Evaluating the value of a machine learning prospectivity map
Mineral potential maps (or prospectivity maps) have been used for several decades in the industry to help with selecting the most prospecting ground for exploration. These maps are the best way to integrate all available data and help decide were to go next. In the last decade, the use of data-driven and machine learning approaches to mineral potential mapping has become mainstream. Companies and consultants (including myself) propose machine learning prospectivity analysis to their clients and research papers are published every months on the subject.
Open source tools and public data allow everyone to try and test machine learning for mineral potential mapping. This is a great opportunity for all of us to improve the current practices and propose new solutions and approaches to the mineral exploration community. However, not everyone has experience with machine learning and not everyone is aware of the pitfalls of training an algorithm. Machine learning is complex and requires rigorous approaches. Published examples, both from the industry and from academics show workflows that would scare a machine-learning scientist with results that nonetheless look plausible to a geoscientist.
A specific concern I want to address in this article is models evaluated on training data. A machine learning algorithm learns a model from existing training deposits. We try to use this model to predict were we will be most likely to discover new deposits. It is common practice to estimate the model performance by looking at how many known deposits have been predicted by the model. This evaluation should NEVER be done on the deposits used to train the model. An algorithm can be extremely good at (re-)discovering example training data, and poor at predicting new deposits. This is called model overfitting.
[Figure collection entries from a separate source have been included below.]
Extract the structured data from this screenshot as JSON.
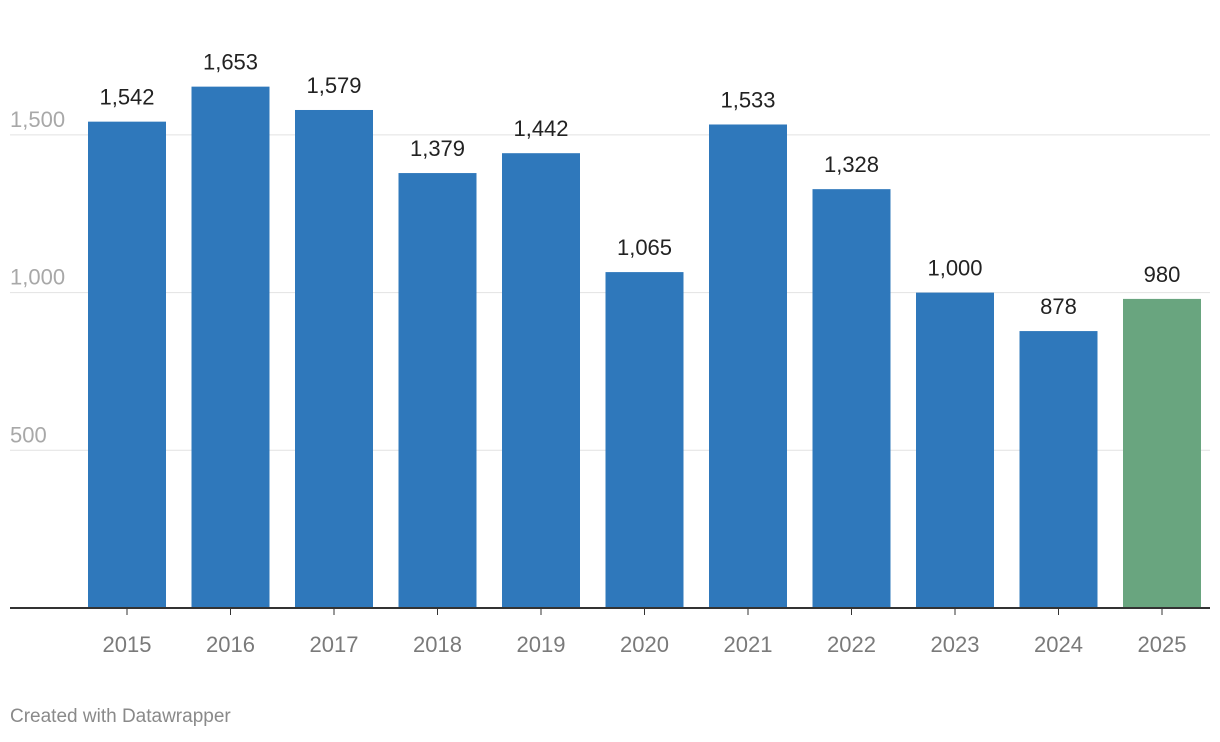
{
  "chart_data": {
    "type": "bar",
    "categories": [
      "2015",
      "2016",
      "2017",
      "2018",
      "2019",
      "2020",
      "2021",
      "2022",
      "2023",
      "2024",
      "2025"
    ],
    "values": [
      1542,
      1653,
      1579,
      1379,
      1442,
      1065,
      1533,
      1328,
      1000,
      878,
      980
    ],
    "value_labels": [
      "1,542",
      "1,653",
      "1,579",
      "1,379",
      "1,442",
      "1,065",
      "1,533",
      "1,328",
      "1,000",
      "878",
      "980"
    ],
    "y_ticks": [
      500,
      1000,
      1500
    ],
    "y_tick_labels": [
      "500",
      "1,000",
      "1,500"
    ],
    "ylim": [
      0,
      1700
    ],
    "grid": true,
    "colors": {
      "default_bar": "#2f78bb",
      "highlight_bar": "#69a57f"
    },
    "highlighted_category": "2025"
  },
  "footer": {
    "credit": "Created with Datawrapper"
  }
}
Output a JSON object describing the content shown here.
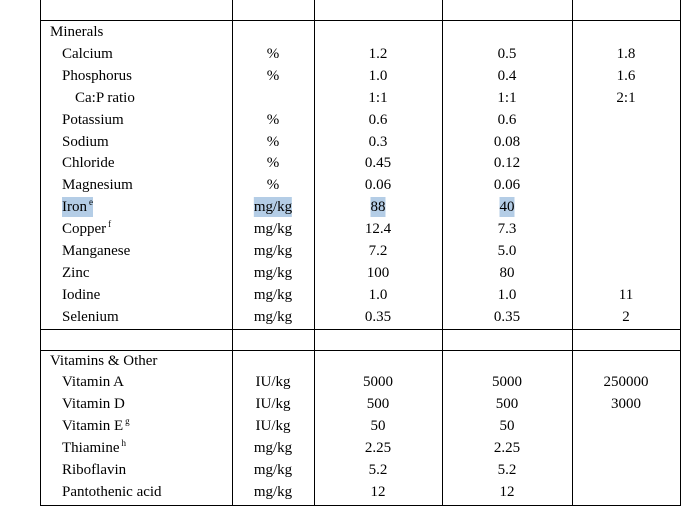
{
  "table": {
    "rows": [
      {
        "section": "Minerals"
      },
      {
        "nutrient": "Calcium",
        "unit": "%",
        "c1": "1.2",
        "c2": "0.5",
        "c3": "1.8"
      },
      {
        "nutrient": "Phosphorus",
        "unit": "%",
        "c1": "1.0",
        "c2": "0.4",
        "c3": "1.6"
      },
      {
        "nutrient": "Ca:P ratio",
        "level": 2,
        "c1": "1:1",
        "c2": "1:1",
        "c3": "2:1"
      },
      {
        "nutrient": "Potassium",
        "unit": "%",
        "c1": "0.6",
        "c2": "0.6"
      },
      {
        "nutrient": "Sodium",
        "unit": "%",
        "c1": "0.3",
        "c2": "0.08"
      },
      {
        "nutrient": "Chloride",
        "unit": "%",
        "c1": "0.45",
        "c2": "0.12"
      },
      {
        "nutrient": "Magnesium",
        "unit": "%",
        "c1": "0.06",
        "c2": "0.06"
      },
      {
        "nutrient": "Iron",
        "note": "e",
        "unit": "mg/kg",
        "c1": "88",
        "c2": "40",
        "highlighted": true
      },
      {
        "nutrient": "Copper",
        "note": "f",
        "unit": "mg/kg",
        "c1": "12.4",
        "c2": "7.3"
      },
      {
        "nutrient": "Manganese",
        "unit": "mg/kg",
        "c1": "7.2",
        "c2": "5.0"
      },
      {
        "nutrient": "Zinc",
        "unit": "mg/kg",
        "c1": "100",
        "c2": "80"
      },
      {
        "nutrient": "Iodine",
        "unit": "mg/kg",
        "c1": "1.0",
        "c2": "1.0",
        "c3": "11"
      },
      {
        "nutrient": "Selenium",
        "unit": "mg/kg",
        "c1": "0.35",
        "c2": "0.35",
        "c3": "2"
      },
      {
        "blank": true
      },
      {
        "section": "Vitamins & Other"
      },
      {
        "nutrient": "Vitamin A",
        "unit": "IU/kg",
        "c1": "5000",
        "c2": "5000",
        "c3": "250000"
      },
      {
        "nutrient": "Vitamin D",
        "unit": "IU/kg",
        "c1": "500",
        "c2": "500",
        "c3": "3000"
      },
      {
        "nutrient": "Vitamin E",
        "note": "g",
        "unit": "IU/kg",
        "c1": "50",
        "c2": "50"
      },
      {
        "nutrient": "Thiamine",
        "note": "h",
        "unit": "mg/kg",
        "c1": "2.25",
        "c2": "2.25"
      },
      {
        "nutrient": "Riboflavin",
        "unit": "mg/kg",
        "c1": "5.2",
        "c2": "5.2"
      },
      {
        "nutrient": "Pantothenic acid",
        "unit": "mg/kg",
        "c1": "12",
        "c2": "12"
      }
    ]
  }
}
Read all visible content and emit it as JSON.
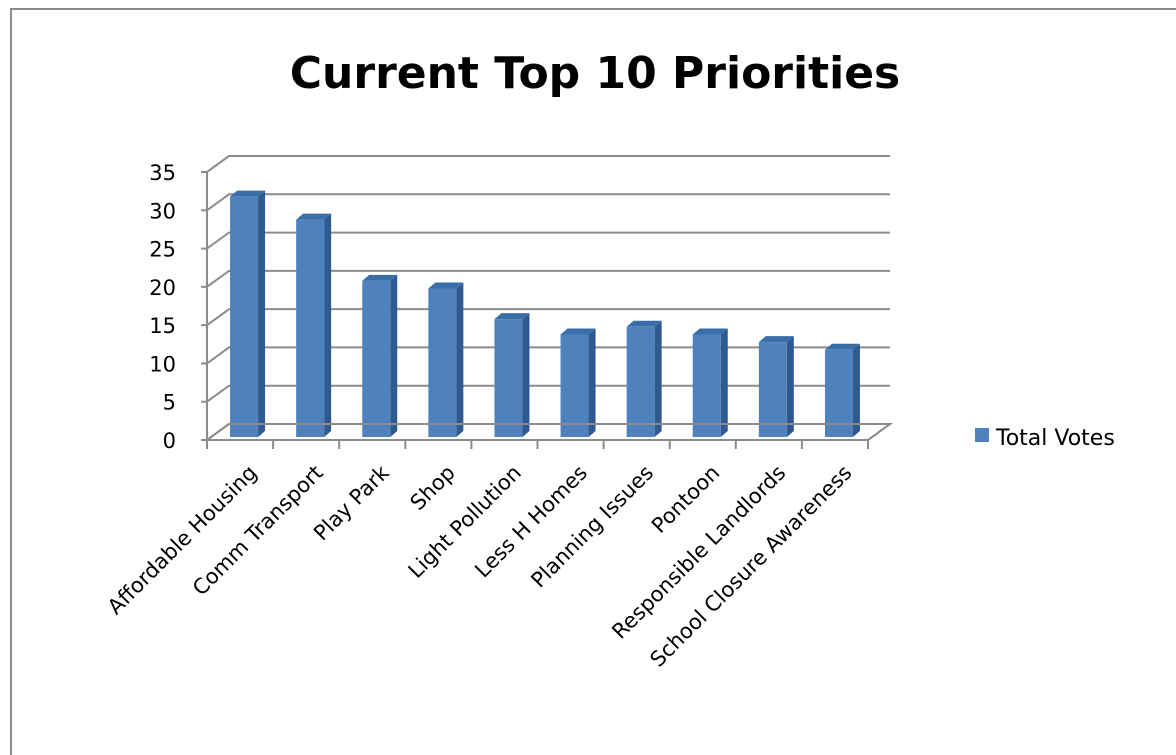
{
  "chart_data": {
    "type": "bar",
    "title": "Current Top 10 Priorities",
    "categories": [
      "Affordable Housing",
      "Comm Transport",
      "Play Park",
      "Shop",
      "Light Pollution",
      "Less H Homes",
      "Planning Issues",
      "Pontoon",
      "Responsible Landlords",
      "School Closure Awareness"
    ],
    "series": [
      {
        "name": "Total Votes",
        "values": [
          31,
          28,
          20,
          19,
          15,
          13,
          14,
          13,
          12,
          11
        ],
        "color": "#4f81bd"
      }
    ],
    "ylim": [
      0,
      35
    ],
    "yticks": [
      "0",
      "5",
      "10",
      "15",
      "20",
      "25",
      "30",
      "35"
    ],
    "grid": true,
    "legend": "right",
    "style": "3d-column"
  }
}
As an example, I have trained an algorithm on some Australian public data and estimated performance on both the training deposits, and on validation deposits that were not used as input data in the algorithm.
I obtained an accuracy score of 0.96/1 on training deposits. Amazing! But then, performance on validation data was only 0.58/1.... Not that good... The figure below illustrates well the problem. All training deposits are included in the 5% of the most prospective ground, while it takes 20% of the ground to include only 90% of the validation deposits.
Evaluation of a model performance on training data will misguide all subsequent decisions-making. The wrong model will be chosen to produce a mineral potential map, and decision-makers will be over-confident in the map ability to outline prospective ground. Make sure to always estimate model performance on hidden validation data, and if you are the client always request such a validation. You can even keep a few deposits hidden ask your consultant to try and predict them once the model is trained. Otherwise, you might end-up taking the wrong exploration decisions and loose money instead of better focus your exploration.
Great work Antoine!
Machine learning and prospectivity mapping is a tool. It isn’t a solution. Like all tools it will have application in certain areas and will fail dismally in others. Its dependence on data and the current paradigms is its biggest downfall. Relying on ML while simultaneously trying to be the first mover into an area will be a difficult fit, as often the first mover is also the first to acquire the data the ML needs to make its assessment - by the time the ML has the data density it needs for meaningful results, it’s too late. Also, how many deposits have been found that don’t fit the accepted paradigm of the day and that require a whole new round of research to understand how they formed? ML will never predict a new exploration paradigm. So it’s a tool, not the answer.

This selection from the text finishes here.